La riflessione nasce da quanto accaduto a Loic Vliegen, 31anni in forza alla Wagner Bazin, la cui pedalata negli ultimi 18 mesi è stata molto silenziosa. Un anno e mezzo per uscire dal silenzio e tirare fuori l’indicibile. “Stanchezza estrema, squilibrio interno, sofferenza silenziosa”: tre compagni di un viaggio senza bussola. La logica della prestazione “non ti lascia la possibilità di essere debole”, ha scritto sui social.
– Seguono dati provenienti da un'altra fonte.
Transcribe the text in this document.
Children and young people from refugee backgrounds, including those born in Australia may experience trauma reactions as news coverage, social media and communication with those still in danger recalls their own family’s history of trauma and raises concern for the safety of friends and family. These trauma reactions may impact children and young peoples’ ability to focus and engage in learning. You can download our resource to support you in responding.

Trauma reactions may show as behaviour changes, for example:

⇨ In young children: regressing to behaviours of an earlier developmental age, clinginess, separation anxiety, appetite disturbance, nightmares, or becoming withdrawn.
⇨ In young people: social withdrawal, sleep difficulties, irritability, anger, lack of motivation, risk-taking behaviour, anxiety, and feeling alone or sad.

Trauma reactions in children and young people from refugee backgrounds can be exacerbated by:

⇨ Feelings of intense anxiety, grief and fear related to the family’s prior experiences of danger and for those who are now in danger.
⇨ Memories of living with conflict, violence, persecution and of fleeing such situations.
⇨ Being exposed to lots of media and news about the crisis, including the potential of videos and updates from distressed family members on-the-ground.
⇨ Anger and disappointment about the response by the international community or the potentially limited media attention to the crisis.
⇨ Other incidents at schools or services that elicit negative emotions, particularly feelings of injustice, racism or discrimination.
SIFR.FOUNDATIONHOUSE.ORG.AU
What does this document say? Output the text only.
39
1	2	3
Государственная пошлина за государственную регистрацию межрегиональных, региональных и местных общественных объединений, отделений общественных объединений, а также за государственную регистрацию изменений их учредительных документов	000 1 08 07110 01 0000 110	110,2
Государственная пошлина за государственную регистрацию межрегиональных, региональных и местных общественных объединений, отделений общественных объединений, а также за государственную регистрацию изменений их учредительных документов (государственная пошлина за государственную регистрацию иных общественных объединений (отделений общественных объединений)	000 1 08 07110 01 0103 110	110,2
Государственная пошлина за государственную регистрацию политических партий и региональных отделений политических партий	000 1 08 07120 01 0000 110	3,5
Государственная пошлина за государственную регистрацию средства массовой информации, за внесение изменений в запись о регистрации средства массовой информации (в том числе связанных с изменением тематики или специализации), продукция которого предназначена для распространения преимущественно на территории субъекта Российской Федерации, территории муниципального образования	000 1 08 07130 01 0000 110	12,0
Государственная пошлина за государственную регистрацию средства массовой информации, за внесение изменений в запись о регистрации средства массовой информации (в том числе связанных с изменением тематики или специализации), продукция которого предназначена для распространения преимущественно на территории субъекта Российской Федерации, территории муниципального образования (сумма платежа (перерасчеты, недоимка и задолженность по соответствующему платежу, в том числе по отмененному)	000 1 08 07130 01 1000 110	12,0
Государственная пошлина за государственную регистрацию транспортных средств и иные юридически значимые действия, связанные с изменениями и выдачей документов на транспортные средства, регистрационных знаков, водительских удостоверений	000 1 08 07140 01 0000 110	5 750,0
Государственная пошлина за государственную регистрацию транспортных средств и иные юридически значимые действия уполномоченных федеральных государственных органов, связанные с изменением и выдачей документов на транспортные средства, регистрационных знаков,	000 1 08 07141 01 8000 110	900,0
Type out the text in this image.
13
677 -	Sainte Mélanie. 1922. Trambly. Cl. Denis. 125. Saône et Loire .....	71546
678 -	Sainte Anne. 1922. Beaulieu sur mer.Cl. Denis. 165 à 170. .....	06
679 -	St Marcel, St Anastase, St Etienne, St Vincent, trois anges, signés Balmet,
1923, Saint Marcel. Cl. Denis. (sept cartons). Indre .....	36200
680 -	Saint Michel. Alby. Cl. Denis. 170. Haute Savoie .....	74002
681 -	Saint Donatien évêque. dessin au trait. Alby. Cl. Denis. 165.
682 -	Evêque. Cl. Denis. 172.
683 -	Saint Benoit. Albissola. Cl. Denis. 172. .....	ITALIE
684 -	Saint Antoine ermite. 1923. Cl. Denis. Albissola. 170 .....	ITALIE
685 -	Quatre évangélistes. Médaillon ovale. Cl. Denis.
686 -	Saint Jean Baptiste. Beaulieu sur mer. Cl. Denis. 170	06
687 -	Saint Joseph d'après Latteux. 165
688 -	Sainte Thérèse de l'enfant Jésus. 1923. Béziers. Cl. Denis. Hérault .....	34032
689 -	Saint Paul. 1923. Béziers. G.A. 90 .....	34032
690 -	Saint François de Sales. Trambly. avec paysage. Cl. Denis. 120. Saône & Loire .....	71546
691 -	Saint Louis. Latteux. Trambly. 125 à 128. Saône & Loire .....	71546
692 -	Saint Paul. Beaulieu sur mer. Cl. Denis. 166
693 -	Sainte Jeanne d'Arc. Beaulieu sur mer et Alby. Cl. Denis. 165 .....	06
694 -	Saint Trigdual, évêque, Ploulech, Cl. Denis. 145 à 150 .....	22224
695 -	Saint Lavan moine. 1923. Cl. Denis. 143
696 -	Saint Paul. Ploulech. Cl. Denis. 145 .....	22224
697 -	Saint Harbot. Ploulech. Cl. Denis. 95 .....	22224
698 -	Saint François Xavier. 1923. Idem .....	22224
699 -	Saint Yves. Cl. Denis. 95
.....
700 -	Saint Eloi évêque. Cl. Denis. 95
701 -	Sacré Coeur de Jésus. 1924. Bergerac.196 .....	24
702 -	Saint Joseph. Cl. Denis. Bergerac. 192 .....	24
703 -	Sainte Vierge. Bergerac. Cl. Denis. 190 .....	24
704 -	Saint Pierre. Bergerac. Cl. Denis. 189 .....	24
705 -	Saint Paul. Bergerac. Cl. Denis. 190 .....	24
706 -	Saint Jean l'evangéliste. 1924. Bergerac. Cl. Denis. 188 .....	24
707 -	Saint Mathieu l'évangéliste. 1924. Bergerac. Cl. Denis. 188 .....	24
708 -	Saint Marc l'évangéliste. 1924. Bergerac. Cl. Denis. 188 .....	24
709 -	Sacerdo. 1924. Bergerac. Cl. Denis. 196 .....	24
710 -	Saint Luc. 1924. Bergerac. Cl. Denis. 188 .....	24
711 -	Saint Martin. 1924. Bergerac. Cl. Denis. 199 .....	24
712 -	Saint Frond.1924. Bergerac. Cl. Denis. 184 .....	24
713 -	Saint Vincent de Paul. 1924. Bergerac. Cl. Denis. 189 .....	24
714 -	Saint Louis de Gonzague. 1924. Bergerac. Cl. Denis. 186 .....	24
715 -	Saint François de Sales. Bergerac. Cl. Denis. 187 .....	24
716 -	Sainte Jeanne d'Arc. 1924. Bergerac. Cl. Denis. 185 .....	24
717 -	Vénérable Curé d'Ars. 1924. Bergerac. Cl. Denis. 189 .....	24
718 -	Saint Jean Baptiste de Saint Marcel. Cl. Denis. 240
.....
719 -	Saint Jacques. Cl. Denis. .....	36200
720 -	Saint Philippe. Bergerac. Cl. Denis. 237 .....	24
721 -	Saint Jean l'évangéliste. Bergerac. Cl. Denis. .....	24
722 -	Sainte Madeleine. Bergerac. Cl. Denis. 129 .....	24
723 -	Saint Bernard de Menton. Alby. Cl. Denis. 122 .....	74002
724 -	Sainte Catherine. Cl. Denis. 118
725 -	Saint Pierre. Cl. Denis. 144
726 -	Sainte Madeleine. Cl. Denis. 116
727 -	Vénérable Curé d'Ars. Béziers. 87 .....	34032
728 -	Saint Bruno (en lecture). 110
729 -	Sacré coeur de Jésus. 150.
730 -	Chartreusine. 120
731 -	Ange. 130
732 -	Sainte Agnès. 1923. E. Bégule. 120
Ma a differenza del tennista, la cui solitudine, soprattutto in campo, è strutturale, e che proprio per questo può concedergli la facoltà di capire quando fermarsi e adattare la sua stagione ai messaggi che testa e fisico gli mandano, per il ciclista è tremendamente differente. C’è da rendere conto al proprio direttore sportivo, agli sponsor, ai compagni di squadra, e pure agli avversari, che non vedono l’ora di vederti arrancare alla prima collinetta: piuttosto che mollare o ammettere difficoltà che potrebbero tradursi in un fallimento (non sia mai...), si preferisce rispondere a logiche indotte di abnegazione e resilienza (la famosa e immancabile “resilienza”…). Correre in gruppo può anche aiutare a nascondere le debolezze, ma non fa altro che allungare l’agonia. Se il tennista non può fingere più di tanto, rendendo così inevitabile il “sabbatico”, la convivenza forzata nel plotone permette al corridore di dissimulare, agli altri e a se stesso, lo smarrimento psico-fisico.
Meglio una demolizione controllata che una deflagrazione improvvisa. Lo pensava Loic Vliegen, ne erano convinti altri come Arnaud de Lie, Cian Uijtdebroeks. Roba impronunciabile, come il “mostro” che si sta mangiando la loro anima. Comprimari, si dirà (cinicamente). Mezze figure divorate dall’ansia da prestazione e da qualche medagliuccia degli anni giovanili. Sarà. La luce però si può spegnere per tutti. E se tocca al numero 3 del tennis mondiale può capitare pure a qualche padre eterno della pedivella. Ognuno, avverte Vliegen, “può attraversare momenti complicati, nessuno ne è risparmiato: e riconoscerlo non è una debolezza. È umano”.